For parents who will visit the schools, they will be required to be registered in the school records and subjected to all infection prevention protocols.

“Principals and head teachers of every school shall maintain a register of all sick pupils, students or teachers, and immediately inform the County Health Department of all instances of moderate to severe illness,” said the President.

Education Cabinet Secretary George Magoha said the government has done everything possible to enable reopening of schools today.

Wearing face masks

“The government has done everything possible to ensure schools will open tomorrow, distribution of desks has been successful and all artisans will be paid on time,” said Prof Magoha.

The CS insisted that all children must wear face masks adding the government will only provide the masks to about three million needy learners in slums and those from poor areas.

“On social distancing, it will not be possible to observe the one meter rule,” he said, as he asked school heads to create spaces under trees, dining halls and any open space available in schools.

He also urged parents to ensure they pay fees when schools reopen.

Health Cabinet Secretary Mutahi Kagwe asked schools to observe the health protocols to ensure children are safe. The CS said social distancing in matatus and school buses should be enforced.

“At the moment the country is experiencing very low positivity rates and it is something we can maintain when schools open,” said Mr Kagwe.

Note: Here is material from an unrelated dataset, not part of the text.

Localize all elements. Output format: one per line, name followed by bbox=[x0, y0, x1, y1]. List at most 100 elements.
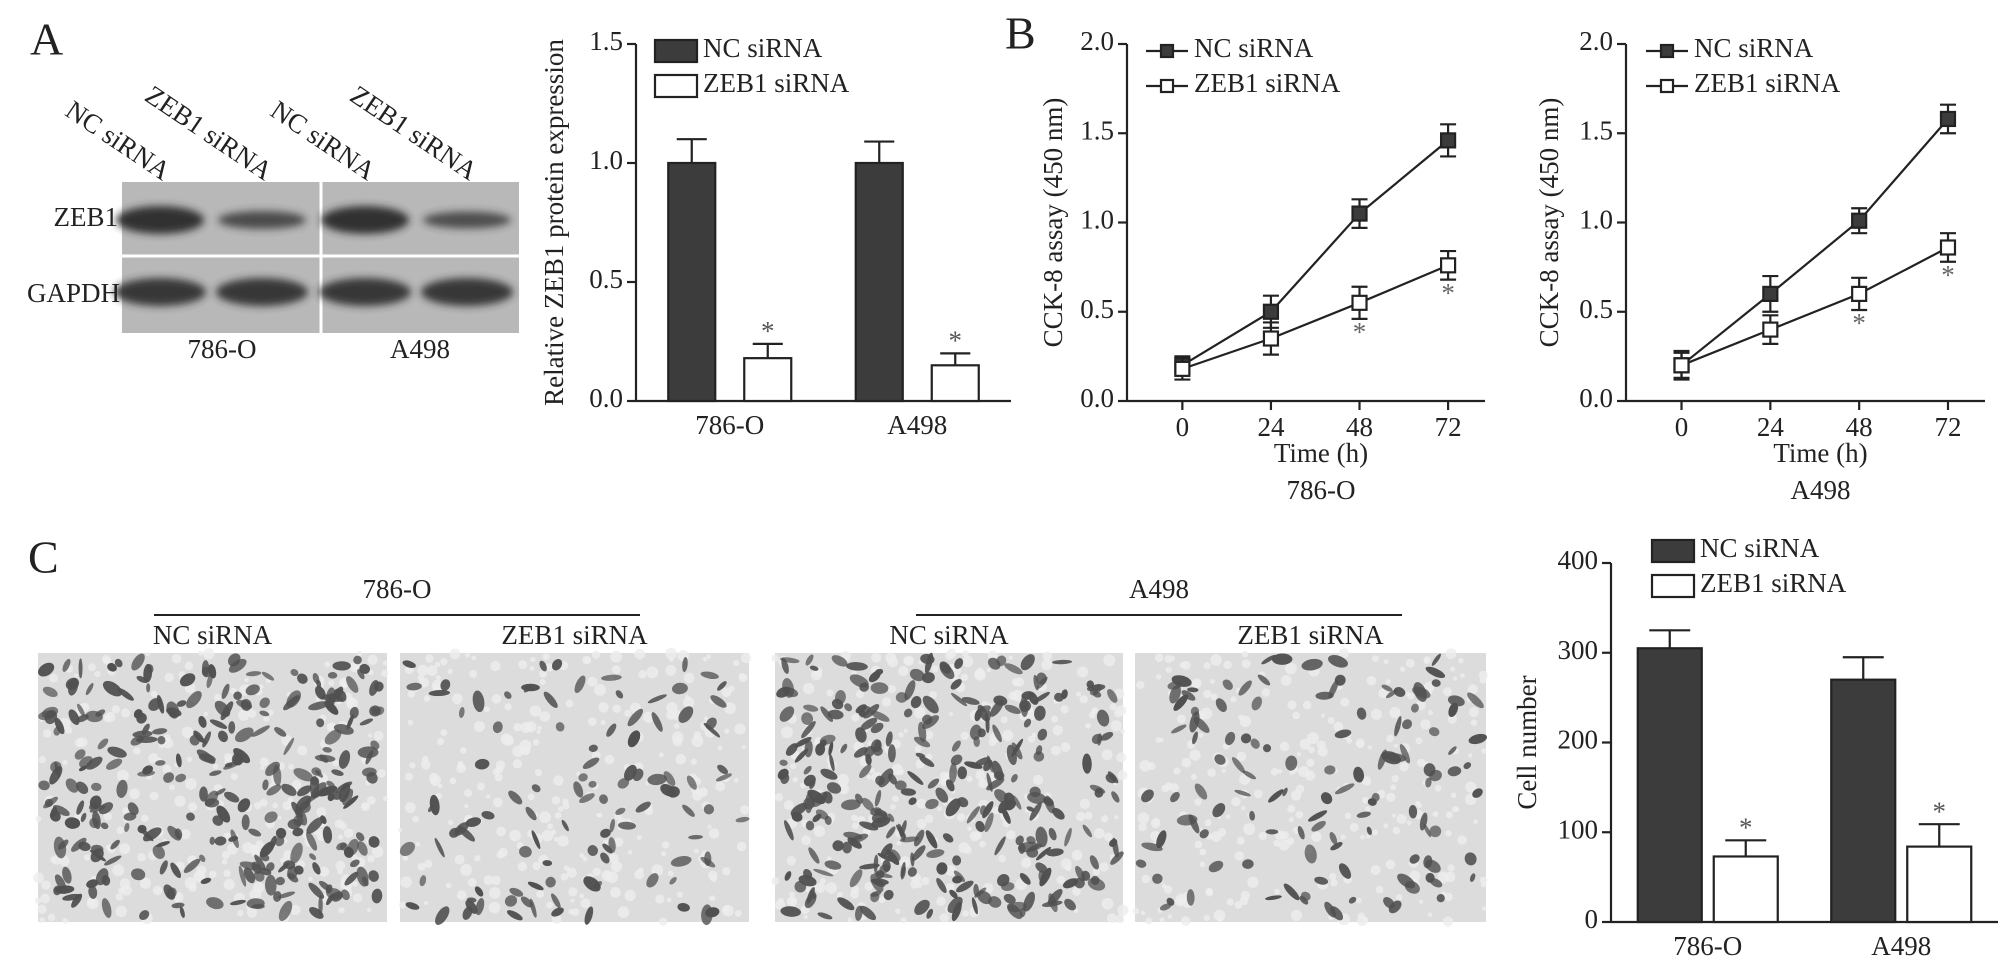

The CS said the government is working to ensure that a vaccine will be made available by end of this month. Nyeri governor Mutahi Kahiga, who is also the Council of Governors Chair of

Education committee, said governors are working closely with ministry of Education to ensure that schools reopen safely.

Interior Cabinet Secretary Dr Fred Matiang’i said the government has tightened security to ensure learners get to school safely: “A lot more is going to be done to ensure our children go back to school.”

Dr Matiang’i announced that the government is putting up a multi-agency command centre that will include representatives from the interior, education, health and transport ministries, the Teachers Service Commission (TSC), the private sector and governors that will receive daily reports on schools process.